The Meaning of Life Imprisonment – The Case of Khoroshenko v. Russia
Life imprisonment is a harsh sanction that is used in most countries in the world. Evidence from treaty bodies, such as the European Committee for the Prevention of Torture, suggests that in many countries life sentence prisoners are subject to special regimes that are so restrictive that they are inherently inhuman and degrading. Life sentence prisoners are automatically assumed to be particularly dangerous, and are often deprived of contact with the outside world, as well as from other prisoners, leaving them unprepared for release and for life after life imprisonment.
This point has been highlighted in a recent decision of the Grand Chamber of the European Court of Human Rights (ECtHR) in Khoroshenko v. Russia. The case concerned Andrey Khoroshenko who was convicted of murder and has been serving a life sentence since 1999 in a special-regime correctional colony for life sentence prisoners.
In Russia, all life sentence prisoners serve their sentences under a ‘strict regime’, separate from other convicts in cells holding no more than two persons. After serving at least ten years of their sentence, they may be transferred to an ‘ordinary regime’, where they receive a few more privileges. For the first decade of his life sentence, however, Mr Khoroshenko was allowed to receive no more than one visit from relatives, lasting no longer than four hours, every six months. He could communicate with his visitors only through a glass partition or through metal bars, without physical contact, while a prison guard listened to their conversations. Mr Khoroshenko maintained that due to those severe restrictions on visits he lost contact with some of his family members, including his son. Mr Khoroshenko challenged before the ECtHR the blanket ban on long-term visits for life sentence prisoners, which he endured from 1999 to 2009.

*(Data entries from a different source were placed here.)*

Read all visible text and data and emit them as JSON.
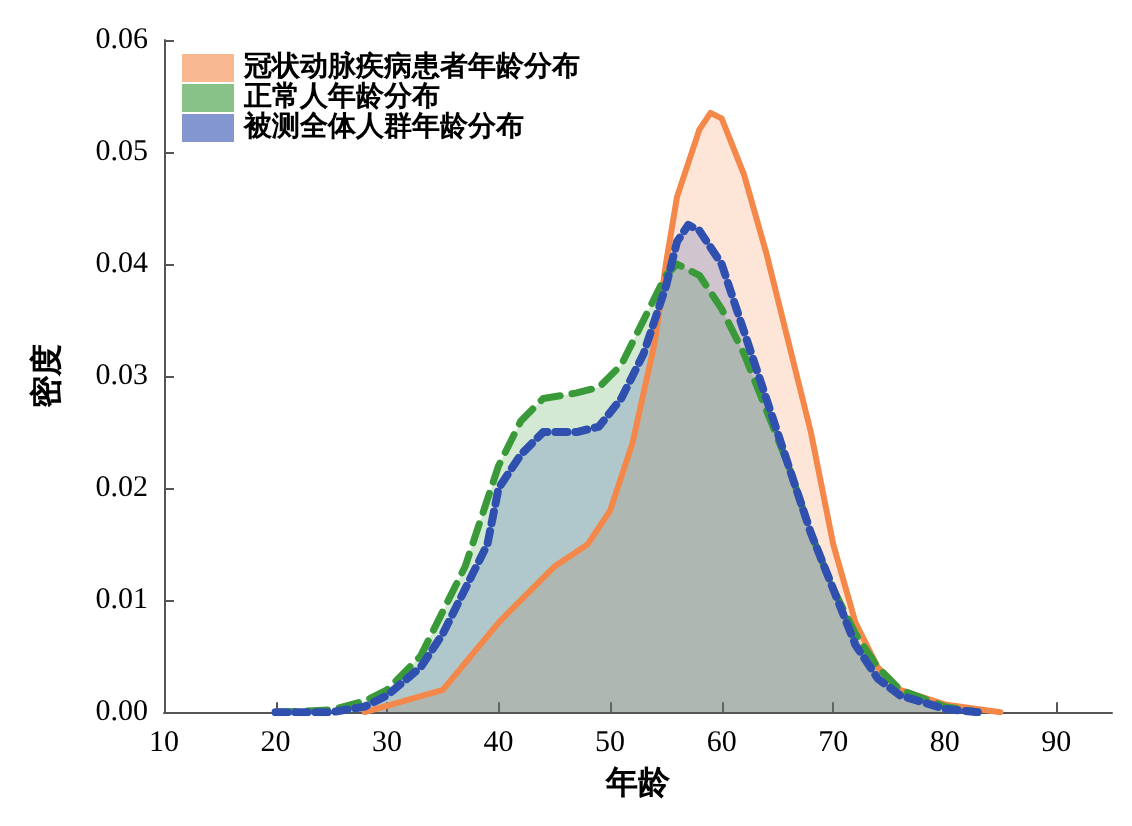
{
  "chart_data": {
    "type": "area",
    "xlabel": "年龄",
    "ylabel": "密度",
    "xlim": [
      10,
      95
    ],
    "xticks": [
      10,
      20,
      30,
      40,
      50,
      60,
      70,
      80,
      90
    ],
    "ylim": [
      0,
      0.06
    ],
    "yticks": [
      {
        "value": 0,
        "label": "0.00"
      },
      {
        "value": 0.01,
        "label": "0.01"
      },
      {
        "value": 0.02,
        "label": "0.02"
      },
      {
        "value": 0.03,
        "label": "0.03"
      },
      {
        "value": 0.04,
        "label": "0.04"
      },
      {
        "value": 0.05,
        "label": "0.05"
      },
      {
        "value": 0.06,
        "label": "0.06"
      }
    ],
    "grid": false,
    "legend": "top left",
    "marker": "none",
    "series": [
      {
        "name": "冠状动脉疾病患者年龄分布",
        "color": "#f4884a",
        "line_style": "solid",
        "x": [
          28,
          35,
          40,
          45,
          48,
          50,
          52,
          54,
          55,
          56,
          58,
          59,
          60,
          62,
          64,
          66,
          68,
          70,
          72,
          74,
          76,
          80,
          85
        ],
        "values": [
          0,
          0.002,
          0.008,
          0.013,
          0.015,
          0.018,
          0.024,
          0.033,
          0.04,
          0.046,
          0.052,
          0.0535,
          0.053,
          0.048,
          0.041,
          0.033,
          0.025,
          0.015,
          0.008,
          0.004,
          0.002,
          0.0007,
          0
        ]
      },
      {
        "name": "正常人年龄分布",
        "color": "#3a9a3a",
        "line_style": "dashed",
        "x": [
          20,
          25,
          28,
          30,
          33,
          35,
          37,
          38,
          40,
          42,
          44,
          47,
          49,
          51,
          53,
          55,
          56,
          58,
          60,
          62,
          64,
          66,
          68,
          70,
          72,
          74,
          76,
          80,
          83
        ],
        "values": [
          0,
          0.0002,
          0.001,
          0.002,
          0.005,
          0.009,
          0.013,
          0.016,
          0.022,
          0.026,
          0.028,
          0.0285,
          0.029,
          0.031,
          0.035,
          0.039,
          0.04,
          0.039,
          0.036,
          0.032,
          0.027,
          0.022,
          0.016,
          0.011,
          0.007,
          0.004,
          0.002,
          0.0005,
          0
        ]
      },
      {
        "name": "被测全体人群年龄分布",
        "color": "#3050b0",
        "line_style": "dotted",
        "x": [
          20,
          25,
          28,
          30,
          33,
          35,
          37,
          39,
          40,
          42,
          44,
          47,
          49,
          51,
          53,
          55,
          56,
          57,
          58,
          60,
          62,
          64,
          66,
          68,
          70,
          72,
          74,
          76,
          80,
          83
        ],
        "values": [
          0,
          0,
          0.0005,
          0.0015,
          0.004,
          0.007,
          0.011,
          0.015,
          0.02,
          0.023,
          0.025,
          0.025,
          0.0255,
          0.028,
          0.032,
          0.038,
          0.042,
          0.0435,
          0.043,
          0.04,
          0.034,
          0.028,
          0.022,
          0.016,
          0.011,
          0.006,
          0.003,
          0.0015,
          0.0003,
          0
        ]
      }
    ]
  }
}
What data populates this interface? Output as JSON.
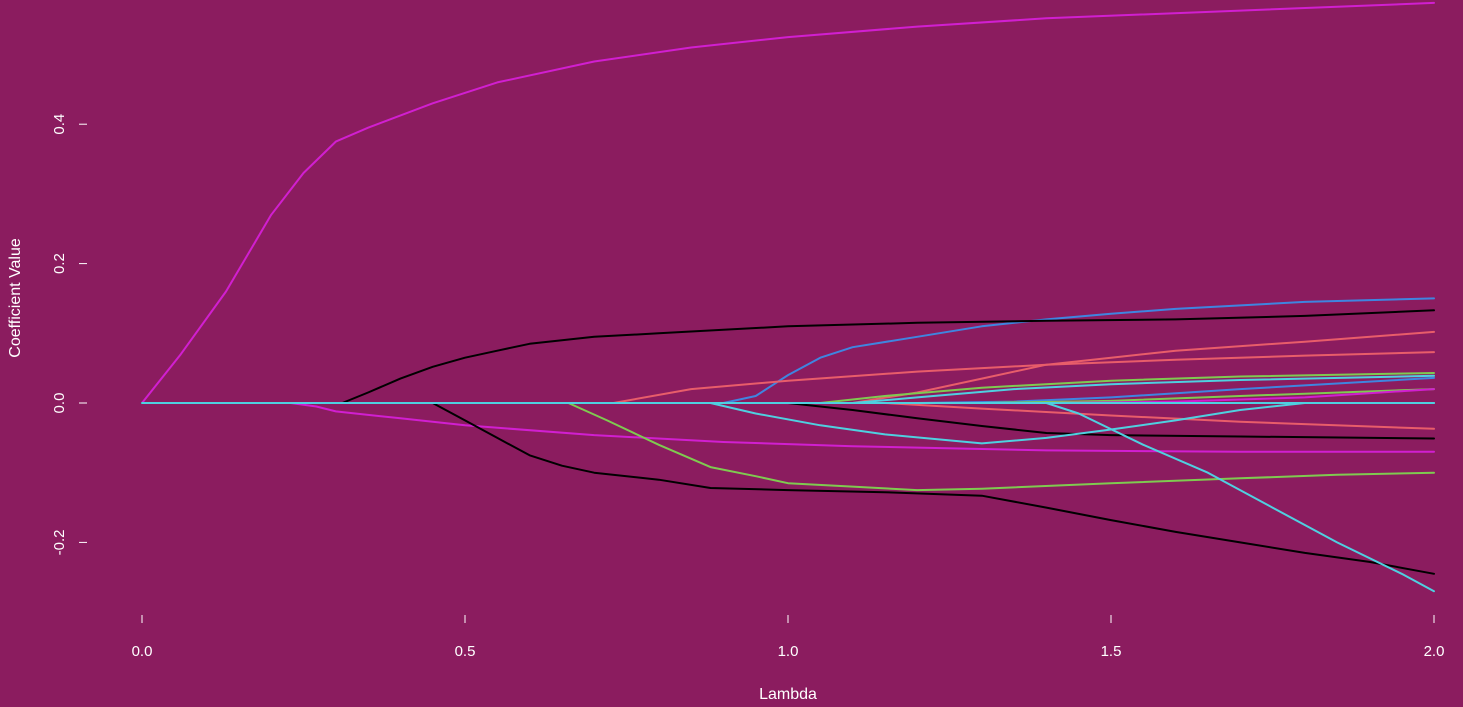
{
  "chart_data": {
    "type": "line",
    "title": "",
    "xlabel": "Lambda",
    "ylabel": "Coefficient Value",
    "xlim": [
      0,
      2
    ],
    "ylim": [
      -0.3,
      0.575
    ],
    "xticks": [
      0,
      0.5,
      1,
      1.5,
      2
    ],
    "xtick_labels": [
      "0.0",
      "0.5",
      "1.0",
      "1.5",
      "2.0"
    ],
    "yticks": [
      -0.2,
      0,
      0.2,
      0.4
    ],
    "ytick_labels": [
      "-0.2",
      "0.0",
      "0.2",
      "0.4"
    ],
    "grid": false,
    "background": "#8B1C5F",
    "series": [
      {
        "color": "#D11FD0",
        "points": [
          [
            0,
            0
          ],
          [
            0.06,
            0.07
          ],
          [
            0.13,
            0.16
          ],
          [
            0.2,
            0.27
          ],
          [
            0.25,
            0.33
          ],
          [
            0.3,
            0.375
          ],
          [
            0.35,
            0.395
          ],
          [
            0.45,
            0.43
          ],
          [
            0.55,
            0.46
          ],
          [
            0.7,
            0.49
          ],
          [
            0.85,
            0.51
          ],
          [
            1.0,
            0.525
          ],
          [
            1.2,
            0.54
          ],
          [
            1.4,
            0.552
          ],
          [
            1.7,
            0.563
          ],
          [
            2.0,
            0.574
          ]
        ]
      },
      {
        "color": "#3F85E0",
        "points": [
          [
            0,
            0
          ],
          [
            0.9,
            0
          ],
          [
            0.95,
            0.01
          ],
          [
            1.0,
            0.04
          ],
          [
            1.05,
            0.065
          ],
          [
            1.1,
            0.08
          ],
          [
            1.2,
            0.095
          ],
          [
            1.3,
            0.11
          ],
          [
            1.4,
            0.12
          ],
          [
            1.5,
            0.128
          ],
          [
            1.6,
            0.135
          ],
          [
            1.8,
            0.145
          ],
          [
            2.0,
            0.15
          ]
        ]
      },
      {
        "color": "#000000",
        "points": [
          [
            0,
            0
          ],
          [
            0.31,
            0
          ],
          [
            0.35,
            0.015
          ],
          [
            0.4,
            0.035
          ],
          [
            0.45,
            0.052
          ],
          [
            0.5,
            0.065
          ],
          [
            0.55,
            0.075
          ],
          [
            0.6,
            0.085
          ],
          [
            0.7,
            0.095
          ],
          [
            0.8,
            0.1
          ],
          [
            0.9,
            0.105
          ],
          [
            1.0,
            0.11
          ],
          [
            1.2,
            0.115
          ],
          [
            1.4,
            0.118
          ],
          [
            1.6,
            0.12
          ],
          [
            1.8,
            0.125
          ],
          [
            2.0,
            0.133
          ]
        ]
      },
      {
        "color": "#E85D6A",
        "points": [
          [
            0,
            0
          ],
          [
            1.1,
            0
          ],
          [
            1.2,
            0.015
          ],
          [
            1.3,
            0.035
          ],
          [
            1.4,
            0.055
          ],
          [
            1.5,
            0.065
          ],
          [
            1.6,
            0.075
          ],
          [
            1.8,
            0.088
          ],
          [
            2.0,
            0.102
          ]
        ]
      },
      {
        "color": "#E85D6A",
        "points": [
          [
            0,
            0
          ],
          [
            0.73,
            0
          ],
          [
            0.85,
            0.02
          ],
          [
            1.0,
            0.032
          ],
          [
            1.2,
            0.045
          ],
          [
            1.4,
            0.055
          ],
          [
            1.6,
            0.062
          ],
          [
            1.8,
            0.068
          ],
          [
            2.0,
            0.073
          ]
        ]
      },
      {
        "color": "#7FCA50",
        "points": [
          [
            0,
            0
          ],
          [
            1.05,
            0
          ],
          [
            1.15,
            0.01
          ],
          [
            1.3,
            0.022
          ],
          [
            1.5,
            0.032
          ],
          [
            1.7,
            0.038
          ],
          [
            2.0,
            0.043
          ]
        ]
      },
      {
        "color": "#4FD0E0",
        "points": [
          [
            0,
            0
          ],
          [
            1.1,
            0
          ],
          [
            1.2,
            0.008
          ],
          [
            1.35,
            0.02
          ],
          [
            1.5,
            0.027
          ],
          [
            1.7,
            0.033
          ],
          [
            2.0,
            0.039
          ]
        ]
      },
      {
        "color": "#3F85E0",
        "points": [
          [
            0,
            0
          ],
          [
            1.2,
            0
          ],
          [
            1.35,
            0.002
          ],
          [
            1.5,
            0.008
          ],
          [
            1.7,
            0.02
          ],
          [
            2.0,
            0.036
          ]
        ]
      },
      {
        "color": "#7FCA50",
        "points": [
          [
            0,
            0
          ],
          [
            1.3,
            0
          ],
          [
            1.5,
            0.003
          ],
          [
            1.7,
            0.01
          ],
          [
            2.0,
            0.02
          ]
        ]
      },
      {
        "color": "#D11FD0",
        "points": [
          [
            0,
            0
          ],
          [
            1.4,
            0
          ],
          [
            1.6,
            0.002
          ],
          [
            1.8,
            0.008
          ],
          [
            2.0,
            0.02
          ]
        ]
      },
      {
        "color": "#4FD0E0",
        "points": [
          [
            0,
            0
          ],
          [
            2.0,
            0
          ]
        ]
      },
      {
        "color": "#E85D6A",
        "points": [
          [
            0,
            0
          ],
          [
            1.15,
            0
          ],
          [
            1.3,
            -0.008
          ],
          [
            1.5,
            -0.018
          ],
          [
            1.7,
            -0.027
          ],
          [
            2.0,
            -0.037
          ]
        ]
      },
      {
        "color": "#000000",
        "points": [
          [
            0,
            0
          ],
          [
            1.0,
            0
          ],
          [
            1.1,
            -0.01
          ],
          [
            1.2,
            -0.022
          ],
          [
            1.3,
            -0.033
          ],
          [
            1.4,
            -0.043
          ],
          [
            1.5,
            -0.046
          ],
          [
            1.7,
            -0.048
          ],
          [
            2.0,
            -0.051
          ]
        ]
      },
      {
        "color": "#D11FD0",
        "points": [
          [
            0,
            0
          ],
          [
            0.23,
            0
          ],
          [
            0.27,
            -0.005
          ],
          [
            0.3,
            -0.012
          ],
          [
            0.4,
            -0.022
          ],
          [
            0.5,
            -0.032
          ],
          [
            0.7,
            -0.046
          ],
          [
            0.9,
            -0.056
          ],
          [
            1.1,
            -0.062
          ],
          [
            1.4,
            -0.068
          ],
          [
            1.7,
            -0.07
          ],
          [
            2.0,
            -0.07
          ]
        ]
      },
      {
        "color": "#4FD0E0",
        "points": [
          [
            0,
            0
          ],
          [
            0.88,
            0
          ],
          [
            0.95,
            -0.015
          ],
          [
            1.05,
            -0.032
          ],
          [
            1.15,
            -0.045
          ],
          [
            1.3,
            -0.058
          ],
          [
            1.4,
            -0.05
          ],
          [
            1.5,
            -0.038
          ],
          [
            1.6,
            -0.025
          ],
          [
            1.7,
            -0.01
          ],
          [
            1.8,
            0
          ],
          [
            2.0,
            0
          ]
        ]
      },
      {
        "color": "#7FCA50",
        "points": [
          [
            0,
            0
          ],
          [
            0.66,
            0
          ],
          [
            0.72,
            -0.025
          ],
          [
            0.8,
            -0.06
          ],
          [
            0.88,
            -0.092
          ],
          [
            0.95,
            -0.105
          ],
          [
            1.0,
            -0.115
          ],
          [
            1.1,
            -0.12
          ],
          [
            1.2,
            -0.125
          ],
          [
            1.3,
            -0.123
          ],
          [
            1.5,
            -0.115
          ],
          [
            1.7,
            -0.108
          ],
          [
            1.85,
            -0.103
          ],
          [
            2.0,
            -0.1
          ]
        ]
      },
      {
        "color": "#000000",
        "points": [
          [
            0,
            0
          ],
          [
            0.45,
            0
          ],
          [
            0.5,
            -0.025
          ],
          [
            0.55,
            -0.05
          ],
          [
            0.6,
            -0.075
          ],
          [
            0.65,
            -0.09
          ],
          [
            0.7,
            -0.1
          ],
          [
            0.8,
            -0.11
          ],
          [
            0.88,
            -0.122
          ],
          [
            1.0,
            -0.125
          ],
          [
            1.15,
            -0.128
          ],
          [
            1.3,
            -0.133
          ],
          [
            1.4,
            -0.15
          ],
          [
            1.5,
            -0.168
          ],
          [
            1.6,
            -0.185
          ],
          [
            1.7,
            -0.2
          ],
          [
            1.8,
            -0.215
          ],
          [
            1.9,
            -0.228
          ],
          [
            2.0,
            -0.245
          ]
        ]
      },
      {
        "color": "#4FD0E0",
        "points": [
          [
            0,
            0
          ],
          [
            1.4,
            0
          ],
          [
            1.45,
            -0.015
          ],
          [
            1.55,
            -0.06
          ],
          [
            1.65,
            -0.1
          ],
          [
            1.75,
            -0.15
          ],
          [
            1.85,
            -0.2
          ],
          [
            1.95,
            -0.245
          ],
          [
            2.0,
            -0.27
          ]
        ]
      }
    ]
  }
}
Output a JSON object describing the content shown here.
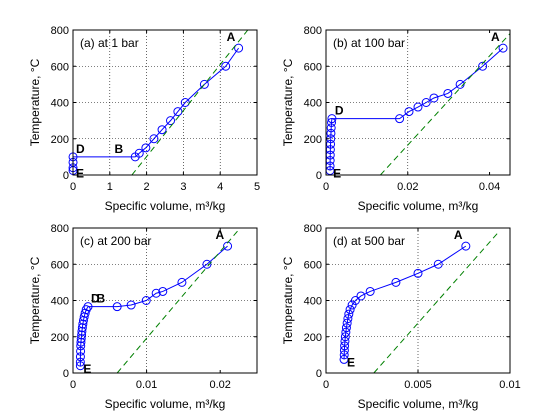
{
  "chart_data": [
    {
      "type": "line",
      "title": "(a) at 1 bar",
      "xlabel": "Specific volume, m³/kg",
      "ylabel": "Temperature, °C",
      "xlim": [
        0,
        5
      ],
      "ylim": [
        0,
        800
      ],
      "xticks": [
        0,
        1,
        2,
        3,
        4,
        5
      ],
      "xtick_labels": [
        "0",
        "1",
        "2",
        "3",
        "4",
        "5"
      ],
      "yticks": [
        0,
        200,
        400,
        600,
        800
      ],
      "ytick_labels": [
        "0",
        "200",
        "400",
        "600",
        "800"
      ],
      "grid": true,
      "series": [
        {
          "color": "#0000ff",
          "marker": "circle",
          "x": [
            4.5,
            4.15,
            3.57,
            3.05,
            2.85,
            2.65,
            2.42,
            2.2,
            1.98,
            1.8,
            1.69,
            0.0011,
            0.00104,
            0.001,
            0.001
          ],
          "y": [
            700,
            600,
            500,
            400,
            350,
            300,
            250,
            200,
            150,
            120,
            100,
            100,
            70,
            40,
            25
          ]
        },
        {
          "color": "#008000",
          "style": "dashed",
          "x": [
            1.6,
            4.75
          ],
          "y": [
            0,
            800
          ]
        }
      ],
      "point_labels": [
        {
          "text": "A",
          "x": 4.5,
          "y": 700
        },
        {
          "text": "B",
          "x": 1.69,
          "y": 100
        },
        {
          "text": "D",
          "x": 0.0011,
          "y": 100
        },
        {
          "text": "E",
          "x": 0.001,
          "y": 25
        }
      ]
    },
    {
      "type": "line",
      "title": "(b) at 100 bar",
      "xlabel": "Specific volume, m³/kg",
      "ylabel": "Temperature, °C",
      "xlim": [
        0,
        0.045
      ],
      "ylim": [
        0,
        800
      ],
      "xticks": [
        0,
        0.02,
        0.04
      ],
      "xtick_labels": [
        "0",
        "0.02",
        "0.04"
      ],
      "yticks": [
        0,
        200,
        400,
        600,
        800
      ],
      "ytick_labels": [
        "0",
        "200",
        "400",
        "600",
        "800"
      ],
      "grid": true,
      "series": [
        {
          "color": "#0000ff",
          "marker": "circle",
          "x": [
            0.0433,
            0.0383,
            0.0328,
            0.0298,
            0.0264,
            0.0245,
            0.0225,
            0.0203,
            0.018,
            0.00145,
            0.00135,
            0.00127,
            0.00121,
            0.00116,
            0.00111,
            0.00107,
            0.00104,
            0.00102,
            0.001,
            0.001
          ],
          "y": [
            700,
            600,
            500,
            450,
            425,
            400,
            375,
            350,
            311,
            311,
            290,
            260,
            230,
            200,
            170,
            140,
            110,
            80,
            50,
            25
          ]
        },
        {
          "color": "#008000",
          "style": "dashed",
          "x": [
            0.0133,
            0.045
          ],
          "y": [
            0,
            780
          ]
        }
      ],
      "point_labels": [
        {
          "text": "A",
          "x": 0.0433,
          "y": 700
        },
        {
          "text": "D",
          "x": 0.00145,
          "y": 311
        },
        {
          "text": "E",
          "x": 0.001,
          "y": 25
        }
      ]
    },
    {
      "type": "line",
      "title": "(c) at 200 bar",
      "xlabel": "Specific volume, m³/kg",
      "ylabel": "Temperature, °C",
      "xlim": [
        0,
        0.025
      ],
      "ylim": [
        0,
        800
      ],
      "xticks": [
        0,
        0.01,
        0.02
      ],
      "xtick_labels": [
        "0",
        "0.01",
        "0.02"
      ],
      "yticks": [
        0,
        200,
        400,
        600,
        800
      ],
      "ytick_labels": [
        "0",
        "200",
        "400",
        "600",
        "800"
      ],
      "grid": true,
      "series": [
        {
          "color": "#0000ff",
          "marker": "circle",
          "x": [
            0.021,
            0.0182,
            0.0148,
            0.0122,
            0.0113,
            0.00995,
            0.0079,
            0.006,
            0.00204,
            0.0018,
            0.00165,
            0.00152,
            0.00142,
            0.00134,
            0.00127,
            0.00121,
            0.00117,
            0.00112,
            0.00108,
            0.00105,
            0.00103,
            0.00101,
            0.001,
            0.001
          ],
          "y": [
            700,
            600,
            500,
            450,
            440,
            400,
            375,
            366,
            366,
            350,
            330,
            310,
            290,
            270,
            250,
            230,
            210,
            190,
            170,
            150,
            120,
            90,
            60,
            40
          ]
        },
        {
          "color": "#008000",
          "style": "dashed",
          "x": [
            0.006,
            0.0225
          ],
          "y": [
            0,
            790
          ]
        }
      ],
      "point_labels": [
        {
          "text": "A",
          "x": 0.021,
          "y": 700
        },
        {
          "text": "B",
          "x": 0.006,
          "y": 366
        },
        {
          "text": "D",
          "x": 0.00204,
          "y": 366
        },
        {
          "text": "E",
          "x": 0.001,
          "y": 40
        }
      ]
    },
    {
      "type": "line",
      "title": "(d) at 500 bar",
      "xlabel": "Specific volume, m³/kg",
      "ylabel": "Temperature, °C",
      "xlim": [
        0,
        0.01
      ],
      "ylim": [
        0,
        800
      ],
      "xticks": [
        0,
        0.005,
        0.01
      ],
      "xtick_labels": [
        "0",
        "0.005",
        "0.01"
      ],
      "yticks": [
        0,
        200,
        400,
        600,
        800
      ],
      "ytick_labels": [
        "0",
        "200",
        "400",
        "600",
        "800"
      ],
      "grid": true,
      "series": [
        {
          "color": "#0000ff",
          "marker": "circle",
          "x": [
            0.0076,
            0.0061,
            0.005,
            0.0038,
            0.0024,
            0.0019,
            0.0016,
            0.00142,
            0.00131,
            0.00124,
            0.00119,
            0.00115,
            0.00111,
            0.00108,
            0.00105,
            0.00103,
            0.00101,
            0.001,
            0.00099,
            0.00098
          ],
          "y": [
            700,
            600,
            550,
            500,
            450,
            425,
            400,
            375,
            350,
            325,
            300,
            275,
            250,
            225,
            200,
            175,
            150,
            125,
            100,
            75
          ]
        },
        {
          "color": "#008000",
          "style": "dashed",
          "x": [
            0.0026,
            0.0094
          ],
          "y": [
            0,
            780
          ]
        }
      ],
      "point_labels": [
        {
          "text": "A",
          "x": 0.0076,
          "y": 700
        },
        {
          "text": "E",
          "x": 0.00098,
          "y": 75
        }
      ]
    }
  ]
}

In reaching their decision, the Strasbourg Court considered the regulation of prison visits in other Council of Europe member States and observed considerable variation in practice. However, the majority of States surveyed (29 out of a total of 35) did not discriminate between prisoners sentenced to life and other prisoners, and in such countries a generally accepted minimum regarding the frequency of visits was no less than once a month. In addition, the Court referred to the recommendations of the Committee for the Prevention of Torture that long-term prison regimes “should seek to compensate for the desocialising effects of imprisonment in a positive and proactive way” (para 144). It highlighted several international instruments, such as the 2006 European Prison Rules, which emphasise that prison authorities should seek to rehabilitate and reintegrate all prisoners, including those serving life sentences.
The Court rejected the Russian Government’s retributivist argument that isolating prisoners should be the sole purpose of life imprisonment and underlined the failure of the Russian measures to give “due consideration to the principle of proportionality and to the need for rehabilitation and reintegration of life sentence prisoners” (para 148). The Court found that the very strict regime, with its complete ban on physical contact with visitors and with conversations being overheard by a prison guard at all times, had prevented Mr Khoroshenko from maintaining close bonds with his family. Although Russia had a margin of appreciation in deciding how to treat life sentence prisoners, the strict regime overstepped the mark. As a result, the Court unanimously found a violation of Mr Khoroshenko’s right to respect for his private and family life, as guaranteed by Article 8 of the European Convention on Human Rights.
The concurring opinion of Judges Pinto de Albuquerque and Turković further criticised the Russian regime as “inhuman” (para 13) and “illegitimate” (para 21), in that it ran counter to the principle of resocialisation as the primary purpose of imprisonment. The two judges called upon the States Parties to provide comprehensive individualised sentence plans for life sentence prisoners, and to bring legislation on visitation rights into line with international standards so that prisoners can serve their sentence in a constructive and rehabilitative manner, and prepare to lead a law-abiding life in the community.
At the European level, this case is one in a clear line of decisions that have strengthened the judicial protection of human rights for prisoners serving life sentences (see especially Vinter and Others v. the United Kingdom). By focusing on their treatment, it highlights disturbing aspects of life imprisonment that have rarely been raised in penological debate or judicial dispute previously, and yet clearly fall short of international standards and modern human rights principles. Indirectly, it also raises a key question that underpins the Leverhulme Trust funded research project Life Imprisonment Worldwide at the University of Nottingham: To what extent can life imprisonment be a fair and just punishment? There is no easy answer to this question, but applications by prisoners, such as Mr Khoroshenko, are clearly making it necessary to confront the serious civil rights and constitutional issues that are raised by the imposition and implementation of life imprisonment.